While I’m putting all this together, I don’t necessarily fill in all the rows in order. I usually start with the main turning points, then fill in the rest of the pieces. This is when I figure out the order in which everything happens ― how twist A leads to minor subplot point B, etc. It takes a long time, but it’s fun. Because this is when my story, which started out as a series of loosely connected thoughts, really starts to fall into place as a whole. This is when I effectively “read” the book for the first time. And in the end, I have a pretty substantial document. My original outline for my last book wound up being 11,000 words in 135 Excel rows.

But even once I’ve filled in this first go at my outline, using the material from my Notes file, I still wind up with a lot that I want to add in. So I do that after I start writing, because that’s when I usually get ideas for things that need to happen later in the book.

For example, my last book had one chapter that takes place at a bar where my protagonist is hanging out with a group of friends. I planned to include this scene from the very beginning; it was there to advance one of the major subplots and to build up to the main-plot turning point that would begin Act 2. I knew from the beginning that it would include several key expository dialogue exchanges and open my protagonist’s eyes to some important new ideas. But I didn’t know what all those moments would be when I first outlined this scene, so when I started out, the chapter had about 5 rows in my spreadsheet devoted to it. As I worked more on the outline, and as I wrote the chapters that preceded this one, I figured out more of what needed to be said and realized in the bar scene. The final version of my outline had 17 rows for that chapter, each corresponding to a key bit of information transmitted via dialogue or a key realization that my character had internally. In the end, those 17 rows of outline notes translated to about 5,000 words of text in the finished manuscript.

And sometimes I do make more significant changes to my outline on the fly. My last book was originally supposed to take place over the course of an academic year, from August through May. Once I was five or six chapters into it, I realized that my characters were growing too fast and the story’s pacing would work better if the timeline were more compressed, so I reduced the timeline to one semester, ending in December. I cut a couple of planned scenes, moved a turning point scene from Christmas break to Thanksgiving, and removed a minor spring break subplot ― all in the outline. I hadn’t started writing any of the relevant chapters yet, but if my outline didn’t reflect the story as I currently saw it, I’d be lost when I sat down to begin. Perfecting the outline is almost as important to my process as perfecting the text itself.
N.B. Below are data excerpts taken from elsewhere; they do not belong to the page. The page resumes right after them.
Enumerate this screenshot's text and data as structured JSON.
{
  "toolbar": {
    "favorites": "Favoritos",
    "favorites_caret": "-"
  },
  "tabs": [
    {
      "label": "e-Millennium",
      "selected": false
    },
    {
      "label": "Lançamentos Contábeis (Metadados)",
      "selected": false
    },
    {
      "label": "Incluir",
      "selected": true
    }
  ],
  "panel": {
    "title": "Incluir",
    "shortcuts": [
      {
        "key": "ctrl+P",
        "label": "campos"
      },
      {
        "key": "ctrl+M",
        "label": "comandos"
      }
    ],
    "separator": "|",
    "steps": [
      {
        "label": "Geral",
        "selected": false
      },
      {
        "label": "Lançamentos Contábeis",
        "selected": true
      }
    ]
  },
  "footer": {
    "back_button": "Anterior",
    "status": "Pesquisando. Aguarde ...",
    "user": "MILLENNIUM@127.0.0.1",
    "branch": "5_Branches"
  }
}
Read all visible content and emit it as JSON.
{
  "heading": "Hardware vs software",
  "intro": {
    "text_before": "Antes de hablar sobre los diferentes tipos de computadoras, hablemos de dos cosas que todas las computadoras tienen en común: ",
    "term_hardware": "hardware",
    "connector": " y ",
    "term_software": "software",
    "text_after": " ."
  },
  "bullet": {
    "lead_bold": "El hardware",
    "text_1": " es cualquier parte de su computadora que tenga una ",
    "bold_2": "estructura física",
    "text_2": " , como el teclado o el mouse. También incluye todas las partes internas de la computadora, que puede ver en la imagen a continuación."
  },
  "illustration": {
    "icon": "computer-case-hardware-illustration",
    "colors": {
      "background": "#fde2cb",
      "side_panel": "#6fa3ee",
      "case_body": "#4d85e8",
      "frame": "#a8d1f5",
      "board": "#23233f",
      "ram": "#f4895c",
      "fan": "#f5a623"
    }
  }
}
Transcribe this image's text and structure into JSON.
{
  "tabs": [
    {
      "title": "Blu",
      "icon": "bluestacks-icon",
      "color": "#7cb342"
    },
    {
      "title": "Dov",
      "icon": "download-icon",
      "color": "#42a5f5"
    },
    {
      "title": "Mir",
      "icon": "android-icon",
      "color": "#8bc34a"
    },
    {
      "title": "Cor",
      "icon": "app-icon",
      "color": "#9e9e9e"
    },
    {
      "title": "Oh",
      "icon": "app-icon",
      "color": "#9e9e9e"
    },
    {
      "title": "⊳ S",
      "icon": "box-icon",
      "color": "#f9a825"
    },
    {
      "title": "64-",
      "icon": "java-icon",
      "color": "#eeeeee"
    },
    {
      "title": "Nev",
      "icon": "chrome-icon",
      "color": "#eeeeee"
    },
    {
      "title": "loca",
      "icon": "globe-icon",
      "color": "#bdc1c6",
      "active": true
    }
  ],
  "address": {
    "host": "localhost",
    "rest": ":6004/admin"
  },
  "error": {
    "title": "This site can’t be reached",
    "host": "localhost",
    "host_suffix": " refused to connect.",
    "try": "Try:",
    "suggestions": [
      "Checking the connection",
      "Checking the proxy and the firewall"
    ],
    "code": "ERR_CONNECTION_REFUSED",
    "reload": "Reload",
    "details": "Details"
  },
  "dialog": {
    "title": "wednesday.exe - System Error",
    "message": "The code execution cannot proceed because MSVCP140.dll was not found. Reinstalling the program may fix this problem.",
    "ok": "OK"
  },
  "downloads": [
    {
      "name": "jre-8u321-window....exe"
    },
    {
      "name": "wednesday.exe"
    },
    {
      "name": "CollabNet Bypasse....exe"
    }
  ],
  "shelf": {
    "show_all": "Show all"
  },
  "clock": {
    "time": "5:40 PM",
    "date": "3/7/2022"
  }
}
As I mentioned, I do all this in Word and Excel. I don’t use Scrivener because until very recently, it was only available for Macs. But I plan to download it as soon as the PC version is out of beta. From what I understand, it makes a lot of what I’ve described above easier (not having to navigate back and forth between two different programs, for example, would rock). But I don’t think my basic process will change that much, just that there will be fewer clicks involved.

So that’s me and my extremely anal process. I have yet to meet another writer who does it this way, but I’d love to! Anyone out there?